И тут, перед весенней сессией, у нее как нарочно куда-то запропастился конспект с лекциями по математике. Узнав об этом, Кручнев предложил свой. А позже подошел, – она уже подумала, чтобы забрать тетрадь, – и протянул два билета на концерт. Елена не смогла сдержать улыбки. Вот и все.

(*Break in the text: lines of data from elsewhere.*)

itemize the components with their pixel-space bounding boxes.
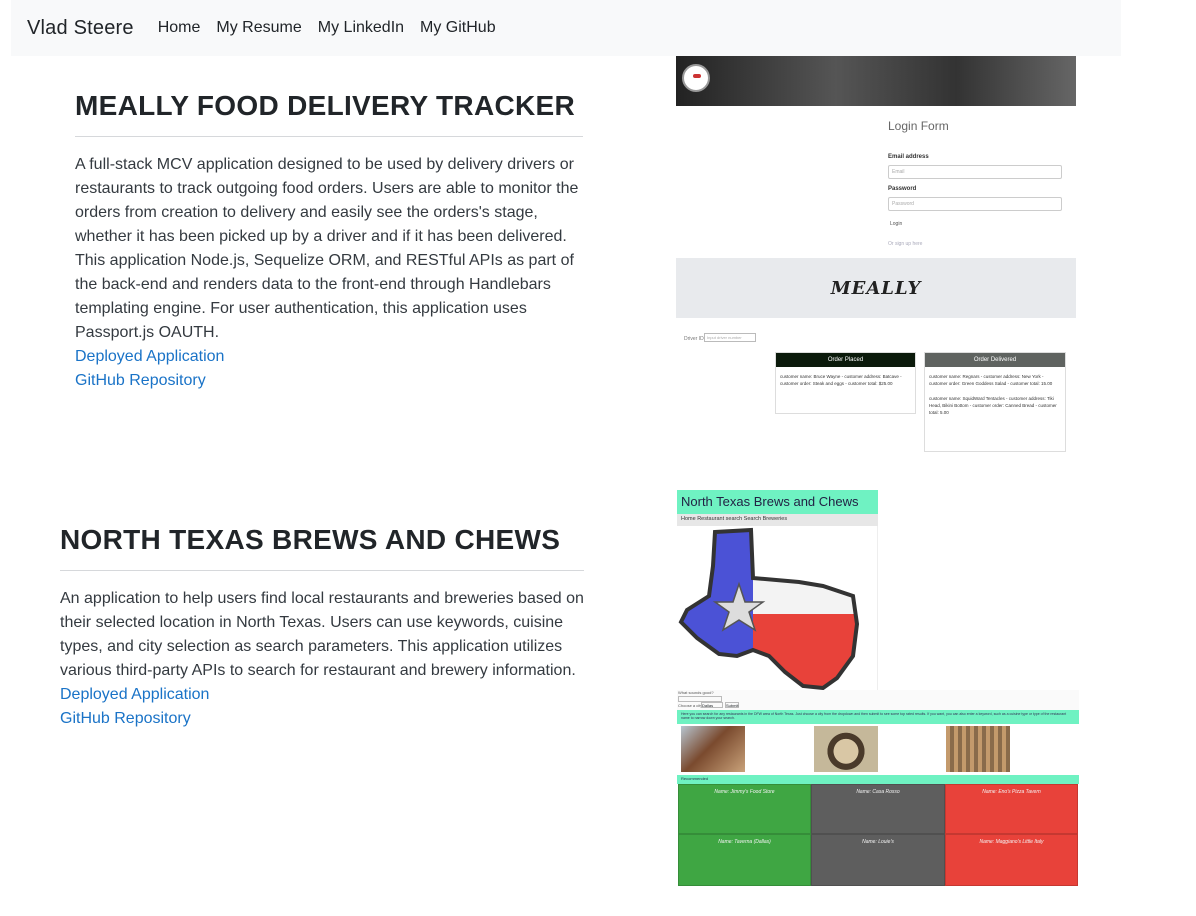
project-description: An application to help users find local … [60,590,584,679]
ntx-screenshot: North Texas Brews and Chews Home Restaur… [677,490,1079,890]
password-field: Password [888,197,1062,211]
nav-link-home[interactable]: Home [158,19,201,37]
project-description: A full-stack MCV application designed to… [75,156,579,341]
project-ntx-brews: NORTH TEXAS BREWS AND CHEWS An applicati… [60,524,584,731]
tile-name: Name: Eno's Pizza Tavern [982,789,1041,795]
email-label: Email address [888,154,929,160]
city-label: Choose a city [678,703,703,708]
order-delivered-body-2: customer name: SquidWard Tentacles - cus… [929,396,1057,415]
github-repository-link[interactable]: GitHub Repository [75,369,583,393]
texas-flag-map-icon [677,526,878,691]
project-meally: MEALLY FOOD DELIVERY TRACKER A full-stac… [75,90,583,393]
ntx-nav: Home Restaurant search Search Breweries [677,514,878,526]
deployed-application-link[interactable]: Deployed Application [60,683,584,707]
order-delivered-card: Order Delivered customer name: Regnars -… [924,352,1066,452]
driver-label: Driver ID [684,336,704,342]
password-label: Password [888,186,917,192]
recommended-label: Recommended [677,775,1079,784]
meally-screenshot: Login Form Email address Email Password … [676,56,1076,456]
login-form-title: Login Form [888,119,949,133]
meally-banner: MEALLY [676,258,1076,318]
brewery-photo [946,726,1010,772]
restaurant-tile: Name: Eno's Pizza Tavern [945,784,1078,834]
nav-link-resume[interactable]: My Resume [216,19,301,37]
order-delivered-body-1: customer name: Regnars - customer addres… [929,374,1053,386]
restaurant-tile: Name: Casa Rosso [811,784,945,834]
restaurant-tile: Name: Louie's [811,834,945,886]
deployed-application-link[interactable]: Deployed Application [75,345,583,369]
project-title: MEALLY FOOD DELIVERY TRACKER [75,90,583,137]
navbar: Vlad Steere Home My Resume My LinkedIn M… [11,0,1121,56]
signup-link: Or sign up here [888,241,923,247]
login-button: Login [890,221,903,227]
github-repository-link[interactable]: GitHub Repository [60,707,584,731]
tile-name: Name: Casa Rosso [856,789,900,795]
city-select: Dallas [701,702,723,708]
meally-logo-icon [682,64,710,92]
order-delivered-title: Order Delivered [925,353,1065,367]
restaurant-tile: Name: Jimmy's Food Store [678,784,811,834]
driver-input: Input driver number [704,333,756,342]
order-placed-title: Order Placed [776,353,915,367]
food-photo-1 [681,726,745,772]
order-placed-body: customer name: Bruce Wayne - customer ad… [780,374,902,386]
tile-name: Name: Maggiano's Little Italy [979,839,1044,845]
order-placed-card: Order Placed customer name: Bruce Wayne … [775,352,916,414]
email-field: Email [888,165,1062,179]
ntx-search-form: What sounds good? Choose a city Dallas S… [677,690,1079,710]
tile-name: Name: Jimmy's Food Store [714,789,775,795]
meally-banner-text: MEALLY [830,277,922,299]
nav-link-linkedin[interactable]: My LinkedIn [318,19,404,37]
meally-header-image [676,56,1076,106]
food-photo-2 [814,726,878,772]
project-title: NORTH TEXAS BREWS AND CHEWS [60,524,584,571]
submit-button: Submit [725,702,739,708]
tile-name: Name: Taverna (Dallas) [718,839,771,845]
nav-link-github[interactable]: My GitHub [420,19,496,37]
navbar-brand[interactable]: Vlad Steere [27,17,134,40]
tile-name: Name: Louie's [862,839,894,845]
restaurant-tile: Name: Taverna (Dallas) [678,834,811,886]
ntx-instructions: Here you can search for any restaurants … [677,710,1079,724]
ntx-header: North Texas Brews and Chews [677,490,878,514]
search-label: What sounds good? [678,690,714,695]
restaurant-tile: Name: Maggiano's Little Italy [945,834,1078,886]
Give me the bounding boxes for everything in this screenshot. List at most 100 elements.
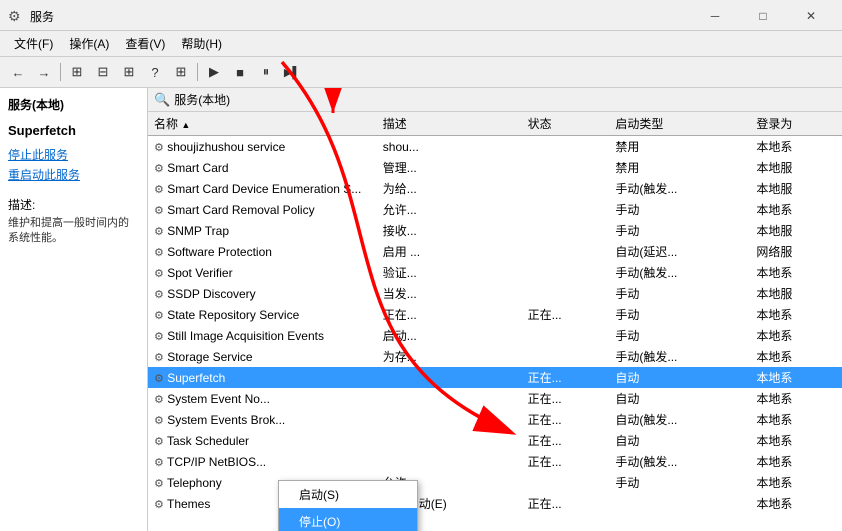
- context-menu: 启动(S)停止(O)暂停(U)恢复(M)重新启动(E): [278, 480, 418, 531]
- menu-item-帮助[interactable]: 帮助(H): [173, 33, 230, 54]
- up-button[interactable]: ⊟: [91, 60, 115, 84]
- cell-status: [522, 472, 610, 493]
- help-button[interactable]: ?: [143, 60, 167, 84]
- cell-status: [522, 346, 610, 367]
- forward-button[interactable]: →: [32, 60, 56, 84]
- services-table-container[interactable]: 名称 ▲ 描述 状态 启动类型 登录为 ⚙ shoujizhushou serv…: [148, 112, 842, 527]
- right-panel: 🔍 服务(本地) 名称 ▲ 描述 状态 启动类型 登录为 ⚙ shoujizhu…: [148, 88, 842, 531]
- cell-name: ⚙ SSDP Discovery: [148, 283, 377, 304]
- cell-desc: [377, 409, 522, 430]
- cell-starttype: 自动(延迟...: [609, 241, 750, 262]
- col-name[interactable]: 名称 ▲: [148, 112, 377, 136]
- app-icon: ⚙: [8, 8, 24, 24]
- search-bar: 🔍 服务(本地): [148, 88, 842, 112]
- menu-item-文件[interactable]: 文件(F): [6, 33, 61, 54]
- cell-logon: 本地系: [750, 199, 842, 220]
- table-row[interactable]: ⚙ SNMP Trap接收...手动本地服: [148, 220, 842, 241]
- window-controls: ─ □ ✕: [692, 6, 834, 26]
- table-row[interactable]: ⚙ State Repository Service正在...正在...手动本地…: [148, 304, 842, 325]
- cell-starttype: 手动: [609, 199, 750, 220]
- cell-desc: [377, 430, 522, 451]
- stop-service-button[interactable]: ■: [228, 60, 252, 84]
- col-starttype[interactable]: 启动类型: [609, 112, 750, 136]
- cell-starttype: 禁用: [609, 136, 750, 158]
- pause-service-button[interactable]: ⏸: [254, 60, 278, 84]
- start-service-button[interactable]: ▶: [202, 60, 226, 84]
- cell-name: ⚙ Spot Verifier: [148, 262, 377, 283]
- cell-status: [522, 325, 610, 346]
- cell-starttype: 手动(触发...: [609, 346, 750, 367]
- table-row[interactable]: ⚙ TCP/IP NetBIOS...正在...手动(触发...本地系: [148, 451, 842, 472]
- cell-starttype: 自动: [609, 430, 750, 451]
- cell-logon: 本地系: [750, 388, 842, 409]
- cell-desc: [377, 451, 522, 472]
- minimize-button[interactable]: ─: [692, 6, 738, 26]
- context-menu-item-0[interactable]: 启动(S): [279, 481, 417, 508]
- cell-status: [522, 262, 610, 283]
- cell-logon: 本地系: [750, 136, 842, 158]
- cell-status: [522, 220, 610, 241]
- table-row[interactable]: ⚙ Storage Service为存...手动(触发...本地系: [148, 346, 842, 367]
- close-button[interactable]: ✕: [788, 6, 834, 26]
- cell-starttype: 手动: [609, 220, 750, 241]
- col-logon[interactable]: 登录为: [750, 112, 842, 136]
- col-status[interactable]: 状态: [522, 112, 610, 136]
- col-desc[interactable]: 描述: [377, 112, 522, 136]
- table-row[interactable]: ⚙ Spot Verifier验证...手动(触发...本地系: [148, 262, 842, 283]
- table-row[interactable]: ⚙ Smart Card管理...禁用本地服: [148, 157, 842, 178]
- table-row[interactable]: ⚙ System Event No...正在...自动本地系: [148, 388, 842, 409]
- cell-status: 正在...: [522, 388, 610, 409]
- table-row[interactable]: ⚙ Telephony允许...手动本地系: [148, 472, 842, 493]
- left-panel: 服务(本地) Superfetch 停止此服务 重启动此服务 描述: 维护和提高…: [0, 88, 148, 531]
- cell-desc: 为存...: [377, 346, 522, 367]
- table-row[interactable]: ⚙ System Events Brok...正在...自动(触发...本地系: [148, 409, 842, 430]
- table-row[interactable]: ⚙ Smart Card Removal Policy允许...手动本地系: [148, 199, 842, 220]
- cell-name: ⚙ Task Scheduler: [148, 430, 377, 451]
- cell-name: ⚙ Smart Card Removal Policy: [148, 199, 377, 220]
- stop-service-link[interactable]: 停止此服务: [8, 146, 139, 163]
- cell-logon: 本地系: [750, 493, 842, 514]
- cell-starttype: 手动: [609, 472, 750, 493]
- cell-logon: 本地系: [750, 472, 842, 493]
- properties-button[interactable]: ⊞: [117, 60, 141, 84]
- restart-service-button[interactable]: ▶▌: [280, 60, 304, 84]
- cell-status: 正在...: [522, 493, 610, 514]
- restart-service-link[interactable]: 重启动此服务: [8, 166, 139, 183]
- table-row[interactable]: ⚙ Themes新在启动(E)正在...本地系: [148, 493, 842, 514]
- menu-item-查看[interactable]: 查看(V): [117, 33, 173, 54]
- maximize-button[interactable]: □: [740, 6, 786, 26]
- cell-desc: 验证...: [377, 262, 522, 283]
- table-row[interactable]: ⚙ Still Image Acquisition Events启动...手动本…: [148, 325, 842, 346]
- search-icon: 🔍: [154, 92, 170, 108]
- cell-status: 正在...: [522, 367, 610, 388]
- table-row[interactable]: ⚙ shoujizhushou serviceshou...禁用本地系: [148, 136, 842, 158]
- cell-starttype: 手动: [609, 304, 750, 325]
- cell-name: ⚙ Storage Service: [148, 346, 377, 367]
- cell-starttype: 手动(触发...: [609, 178, 750, 199]
- panel-title: 服务(本地): [174, 91, 230, 108]
- table-row[interactable]: ⚙ Software Protection启用 ...自动(延迟...网络服: [148, 241, 842, 262]
- back-button[interactable]: ←: [6, 60, 30, 84]
- table-row[interactable]: ⚙ Task Scheduler正在...自动本地系: [148, 430, 842, 451]
- cell-status: 正在...: [522, 409, 610, 430]
- table-row[interactable]: ⚙ Smart Card Device Enumeration S...为给..…: [148, 178, 842, 199]
- cell-name: ⚙ State Repository Service: [148, 304, 377, 325]
- menu-item-操作[interactable]: 操作(A): [61, 33, 117, 54]
- cell-logon: 本地系: [750, 451, 842, 472]
- cell-status: 正在...: [522, 304, 610, 325]
- cell-status: [522, 136, 610, 158]
- cell-name: ⚙ Smart Card Device Enumeration S...: [148, 178, 377, 199]
- table-row[interactable]: ⚙ Superfetch正在...自动本地系: [148, 367, 842, 388]
- description-label: 描述:: [8, 196, 139, 213]
- main-area: 服务(本地) Superfetch 停止此服务 重启动此服务 描述: 维护和提高…: [0, 88, 842, 531]
- cell-desc: 正在...: [377, 304, 522, 325]
- cell-logon: 网络服: [750, 241, 842, 262]
- show-console-tree-button[interactable]: ⊞: [65, 60, 89, 84]
- cell-starttype: 自动: [609, 367, 750, 388]
- cell-name: ⚙ TCP/IP NetBIOS...: [148, 451, 377, 472]
- table-row[interactable]: ⚙ SSDP Discovery当发...手动本地服: [148, 283, 842, 304]
- toolbar-separator-2: [197, 63, 198, 81]
- cell-logon: 本地系: [750, 409, 842, 430]
- cell-desc: [377, 367, 522, 388]
- new-window-button[interactable]: ⊞: [169, 60, 193, 84]
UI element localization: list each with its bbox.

С тех пор они встречались. Но и только. Кажется, она поторопилась привести возлюбленного в дом: знала уж, что так получится. Мишель был, правда, вышколен и безупречен, никак уж нечета тем угреватым, с избыточным тестостероном шпингалетам, от домогательства которых ты не знаешь, как избавиться на улице. Елене нравилась его благовоспитанность, такой не ломовой, долгоиграющий подход ей импонировал. Но не могло бы это сочетаться с чем-нибудь другим? Многие его слова казались лишними, а то так и до самого нутра смущали. Крис говорил, что разом «втрескался» в нее, что у него еще ни с кем так не было, что он ей очень дорожит, но он боится разувериться в себе, из-за какой-нибудь промашки потерять ее и всякое такое. Он уверял, что бросил всех своих смазливеньких девиц и видит в ней совсем не то, что было у него с другими раньше. В Елене что-то восставало, когда он говорил в такой манере: она была чувствительна на похвалу, но вовсе не желала знать о том, что было у него с другими раньше. Ну, в общем, ей не больно нравилось, когда он говорил о своих прошлых связях, и этим также объяснялись некоторые сложности в их отношениях. Ее любвеобильную натуру, желавшую заполучить все сразу и без рассуждений, его патетика сбивала с толку. Но Крис, наверное, не мог иначе, не мог ни выделять ее среди сокурсниц, не мог ни расточаться в откровениях и до небес превозносил. Ему хотелось бесконечно петь ей серенады, расхваливать какие-нибудь черточки в ее наружности и каждый день преподносить цветы. И он добился своего, от радости она едва не потеряла голову. Но что касается всего другого, то надо было хорошенько постараться, чтобы без «обид и правильно», как он просил, понять его. Ну да, она могла составить представление, была наслышана о ранней возмужалости его и превосходно понимала, что он не хочет больше лгать, что он, возможно, сожалеет о своих мальчишеских забавах, как и о том, что был нерасторопен раньше… Ее смущало, что он не сделал то, чего был должен сделать, сразу. Бывая с ним в компаниях, она отметила: при ней он всячески стремится самым лучшим образом преподнести себя. Он говорил, что это происходит от любви. И каждый раз, когда он это говорил, то у него происходил упадок сил, и ничего не получалось.